Some variable is not being written – that’s what you’re seeing here. You might try analyzing the file with M3Tools program m3stat (use the default analysis) to see what is missing.

Quite possibly a model-configuration problem, outside my expertise…

Thank you for the prompt reply, but this kind of behavior varies every time running the same script. Sometimes its missing something like 6th hour time step, other times its missing around 15-16th hour. And nothing has been changed from configuration file from that for successful runs made before. I am running m3stat…

m3stat crashed with

Ending lines in the REPORT file are
image

By the way can it happen due to issues with the processors? something like when mixing slow and quicker processors?

Just to clarify: The model output in this case, though has no time step for the 10th hour, it has all the time steps afterwards and before that, in the CONC file. In another run using the same script, I found CONC had 2 or 3 data ‘holes’ but not at the same hour (meaning not 10th hour, but something like 5th or 7th hours)

Hi,

If you think this is something to so with a mixture of fast and slow processors, you can try to run it with all fast or all slow processors.

Cheers,
David

I tried that and it sometimes worked, sometimes not (unless there is some conspiracy by the cluster managers, which I don’t think :), this model behavior has baffled me).
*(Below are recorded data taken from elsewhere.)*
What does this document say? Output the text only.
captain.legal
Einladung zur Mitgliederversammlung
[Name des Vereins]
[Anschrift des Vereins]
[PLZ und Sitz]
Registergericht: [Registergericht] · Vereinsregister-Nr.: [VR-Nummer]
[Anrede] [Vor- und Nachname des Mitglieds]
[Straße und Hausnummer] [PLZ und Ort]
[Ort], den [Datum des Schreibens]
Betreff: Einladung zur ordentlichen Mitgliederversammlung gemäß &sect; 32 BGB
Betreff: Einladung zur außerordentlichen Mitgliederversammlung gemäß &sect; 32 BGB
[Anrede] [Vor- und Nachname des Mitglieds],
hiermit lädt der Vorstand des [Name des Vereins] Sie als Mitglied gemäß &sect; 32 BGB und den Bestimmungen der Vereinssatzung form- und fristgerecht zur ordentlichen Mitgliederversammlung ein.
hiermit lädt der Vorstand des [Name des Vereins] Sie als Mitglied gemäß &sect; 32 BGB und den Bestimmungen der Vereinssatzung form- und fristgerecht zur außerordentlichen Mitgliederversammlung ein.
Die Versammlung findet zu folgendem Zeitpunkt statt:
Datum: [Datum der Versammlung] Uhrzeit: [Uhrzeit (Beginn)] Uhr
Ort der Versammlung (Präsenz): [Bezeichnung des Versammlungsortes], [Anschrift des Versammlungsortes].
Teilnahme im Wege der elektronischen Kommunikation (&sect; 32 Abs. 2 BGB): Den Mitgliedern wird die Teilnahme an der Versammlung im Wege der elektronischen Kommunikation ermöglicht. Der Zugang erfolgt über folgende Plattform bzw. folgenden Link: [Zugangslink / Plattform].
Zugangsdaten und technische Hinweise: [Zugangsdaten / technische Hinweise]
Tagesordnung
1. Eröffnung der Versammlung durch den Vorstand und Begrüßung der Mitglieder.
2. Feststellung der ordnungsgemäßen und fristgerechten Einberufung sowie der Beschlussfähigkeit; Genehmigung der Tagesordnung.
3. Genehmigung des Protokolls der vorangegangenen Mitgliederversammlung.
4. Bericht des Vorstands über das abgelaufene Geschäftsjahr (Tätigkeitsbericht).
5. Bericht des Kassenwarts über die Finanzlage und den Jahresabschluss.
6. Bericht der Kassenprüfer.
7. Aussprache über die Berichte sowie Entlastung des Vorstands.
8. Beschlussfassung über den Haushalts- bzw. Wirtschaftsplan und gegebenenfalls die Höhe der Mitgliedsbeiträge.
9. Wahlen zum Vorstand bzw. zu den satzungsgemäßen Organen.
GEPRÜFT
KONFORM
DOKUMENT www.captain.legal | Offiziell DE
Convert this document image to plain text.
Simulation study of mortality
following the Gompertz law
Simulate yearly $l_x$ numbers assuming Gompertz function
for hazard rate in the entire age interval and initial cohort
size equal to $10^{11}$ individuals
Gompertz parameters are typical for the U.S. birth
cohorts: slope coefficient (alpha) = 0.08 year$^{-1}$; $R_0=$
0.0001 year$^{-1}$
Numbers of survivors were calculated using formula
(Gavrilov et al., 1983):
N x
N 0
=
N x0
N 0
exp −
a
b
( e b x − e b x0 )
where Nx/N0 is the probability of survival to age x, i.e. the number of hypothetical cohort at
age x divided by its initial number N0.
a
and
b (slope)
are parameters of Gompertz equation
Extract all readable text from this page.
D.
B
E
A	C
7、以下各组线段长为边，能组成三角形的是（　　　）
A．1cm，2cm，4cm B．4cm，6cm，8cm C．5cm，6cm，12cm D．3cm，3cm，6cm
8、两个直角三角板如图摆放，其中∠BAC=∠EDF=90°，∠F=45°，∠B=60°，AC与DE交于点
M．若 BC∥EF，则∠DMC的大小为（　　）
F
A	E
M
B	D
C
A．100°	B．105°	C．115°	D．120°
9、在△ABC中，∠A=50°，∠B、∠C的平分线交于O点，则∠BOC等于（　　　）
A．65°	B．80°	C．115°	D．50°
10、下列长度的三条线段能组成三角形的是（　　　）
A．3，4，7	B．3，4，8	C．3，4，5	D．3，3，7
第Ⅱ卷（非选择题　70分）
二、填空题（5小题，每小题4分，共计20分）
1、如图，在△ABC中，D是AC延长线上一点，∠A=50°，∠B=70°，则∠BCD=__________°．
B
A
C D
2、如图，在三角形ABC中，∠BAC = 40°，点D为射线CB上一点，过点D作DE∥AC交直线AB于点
Model can advance without checking if the writing of previous timesteps was successful is also confusing. Can this happen if the disk is slow to respond (I mean the hard disk)?

Thanks

You did not state what version of CMAQ you are running.
Sometime recently we allowed adding TA and PRES to the output CONC files, to facilitate conversions between ug/m3 and ppb in subsequent postprocessing without requiring the METCRO3D files. However, the first time step of the CONC file is written from the previous run’s CGRID file, which does not contain those meteorological variables, leading to missing data. I thought this error has been corrected. If the missing data occurs only with TA and PRES in the CONC file, then it does not indicate an error in the run itself.
However, if you have time steps with actual chemical species (like NO2) missing from your CONC files, then that indicates something is going wrong. Please provide more details on your run configuration.
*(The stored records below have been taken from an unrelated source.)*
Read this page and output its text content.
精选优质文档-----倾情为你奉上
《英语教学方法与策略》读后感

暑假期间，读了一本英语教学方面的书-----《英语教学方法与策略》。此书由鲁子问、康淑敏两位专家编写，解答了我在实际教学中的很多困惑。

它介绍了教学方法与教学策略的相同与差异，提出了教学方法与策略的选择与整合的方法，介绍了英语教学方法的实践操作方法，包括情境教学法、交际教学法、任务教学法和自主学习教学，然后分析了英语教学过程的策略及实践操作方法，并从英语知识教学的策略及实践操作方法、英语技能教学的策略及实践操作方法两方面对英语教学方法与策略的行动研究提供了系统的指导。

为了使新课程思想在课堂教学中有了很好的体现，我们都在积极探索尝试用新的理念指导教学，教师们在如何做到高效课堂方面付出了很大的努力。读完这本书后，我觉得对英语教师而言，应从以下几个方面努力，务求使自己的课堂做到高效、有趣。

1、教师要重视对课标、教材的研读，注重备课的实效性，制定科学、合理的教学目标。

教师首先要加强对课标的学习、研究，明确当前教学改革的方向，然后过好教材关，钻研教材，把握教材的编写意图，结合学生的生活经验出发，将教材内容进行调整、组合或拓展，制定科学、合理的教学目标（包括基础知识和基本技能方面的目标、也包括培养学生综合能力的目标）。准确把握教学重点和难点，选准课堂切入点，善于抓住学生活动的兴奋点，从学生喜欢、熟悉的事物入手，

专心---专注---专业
CMAQv5.3.1 is the model. Yes, NO2 can be missing for a few random timesteps - sometimes does not miss anytime step with the same run script. Just a simple configuration - gridded area emissions only. Had run the model successfully with the same run script several times but the problem appeared only these days

I am kind of at a loss as to what could be going wrong. I have not seen this error before. It does sound like it could be a problem with communications across your cluster. If you run the model on a single processor, are there any data gaps in the output?

Not possible to run with single (1) processor - would take forever (at 1 km res). But even with multiple processors, it sometimes works perfect. Maybe due to storage being slow to respond, but there could be a way by which model should check if the write was successful, and crash if not.